時の裏側から見えたものは

     喫茶店が大好きである。福岡にいる間にいろんなところでお茶をした。

     大丸デパートの1階、本館と新館の通路に面した「カフェ  オーバカナル博多」。行き交う人を見ながら珈琲を飲める。こういう店、大好き。通路の天井は吹き抜けだったのだろうか。もしかして雨が降っても大丈夫なのだろうか。通りに面したテーブル席の開放感は素晴らしいものだった。こういう店、東京で知らない。何度となく深呼吸をした。

     柳川の川下りを終え、船着き場近くのティールーム「River  Flow]で紅茶をいただいた。窓の外は柳のうす緑色で満ちている。葉っぱのやわらかさと色のやわらかさがとけあう。風に色が動く。こころが静まっていく。柳川のいちご、そらまめ、麦、イチジク、ぶどうなどのイラストの入った布のエコ袋を買う。

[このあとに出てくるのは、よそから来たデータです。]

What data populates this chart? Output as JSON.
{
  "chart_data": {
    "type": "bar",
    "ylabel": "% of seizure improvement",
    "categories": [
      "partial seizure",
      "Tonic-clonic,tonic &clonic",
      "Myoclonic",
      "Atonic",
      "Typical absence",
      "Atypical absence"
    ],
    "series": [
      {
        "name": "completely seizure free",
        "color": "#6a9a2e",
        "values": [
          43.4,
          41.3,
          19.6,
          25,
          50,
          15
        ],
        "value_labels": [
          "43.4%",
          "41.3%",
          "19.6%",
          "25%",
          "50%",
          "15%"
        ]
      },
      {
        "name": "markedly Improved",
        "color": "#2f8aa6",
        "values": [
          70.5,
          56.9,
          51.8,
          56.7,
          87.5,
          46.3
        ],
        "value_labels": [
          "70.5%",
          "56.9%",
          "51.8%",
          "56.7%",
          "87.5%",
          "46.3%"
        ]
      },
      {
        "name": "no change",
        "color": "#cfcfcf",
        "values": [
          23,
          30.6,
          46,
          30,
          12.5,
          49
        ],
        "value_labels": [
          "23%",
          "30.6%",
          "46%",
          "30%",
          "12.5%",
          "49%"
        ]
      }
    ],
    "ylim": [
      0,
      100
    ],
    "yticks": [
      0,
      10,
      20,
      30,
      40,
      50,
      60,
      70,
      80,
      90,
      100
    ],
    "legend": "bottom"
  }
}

     西鉄久留米駅の通路にある「カフェティ久留米店」。歩き疲れたとき、その日の作戦をたてるときに行った。泊っていたホテルから、母の生まれたJR久留米駅へ向かうにはここを必ず通るのだ。珈琲だけでなくパンも食べた。運よく窓際に座れると、駅前のロータリーの広がりが見えて気持ちがいい。大事な休憩場所だった。

     博多駅天神地下街エスプレッサメンテ   イリー」。横長の細いショーケースに色鮮やかなデミタスコーヒーカップがずらっと並んでいる。見たこともない美しいものばかり。この中の一つで飲めたら言うことはないが、珈琲を他のカップでのんでいる時、この店の中にあの素晴らしいカップがある、その同じ空間の中にいると感じる。それだけでも味は5割増しになる。あれだけ数を色を揃えたのが楽しい。それは色がデザインが踊る感じだろうか。カップの大きさがデミタスサイズだからキュッと色が映える。残念ながら、売ってはいませんと言われた。ここの店も地下でありながら、行き交う人を見ながら飲めるようにテーブルを置いてある。私はこういう作りが大好きだ。でも地下では今まで見たことがない。テーブルの向きをどうするか。お客の視線を、何を見ながら珈琲を飲めるようにするかで雰囲気は俄然違ってくる。いきいきと変化する。博多は勉強になる。

     アミュプラザ博多5階「エスプレッサメンテ   イリー」。今まで気がつかなかったがここもイリーだ。そういえば入口のガラスケースに色鮮やかなデミタスカップが少しあった。この店の面白いところはなんといっても総ガラスのおおーきな窓に、これまたおおーきな時計の、ローマ数字や部品の歯車の裏側が見えるところだ。不思議な世界に迷い込んだ気分。大きさからの錯覚、裏側に身を置くことからの錯覚。ガラスの向こうには、立ち並ぶ背の高いビルと抜ける大空。私はいっそ鳥になり、この空の向こうに飛んで行こうか。コーヒーはどうする。もちろん一杯飲んでからだ。福岡の大空が呼んでいる。いざ!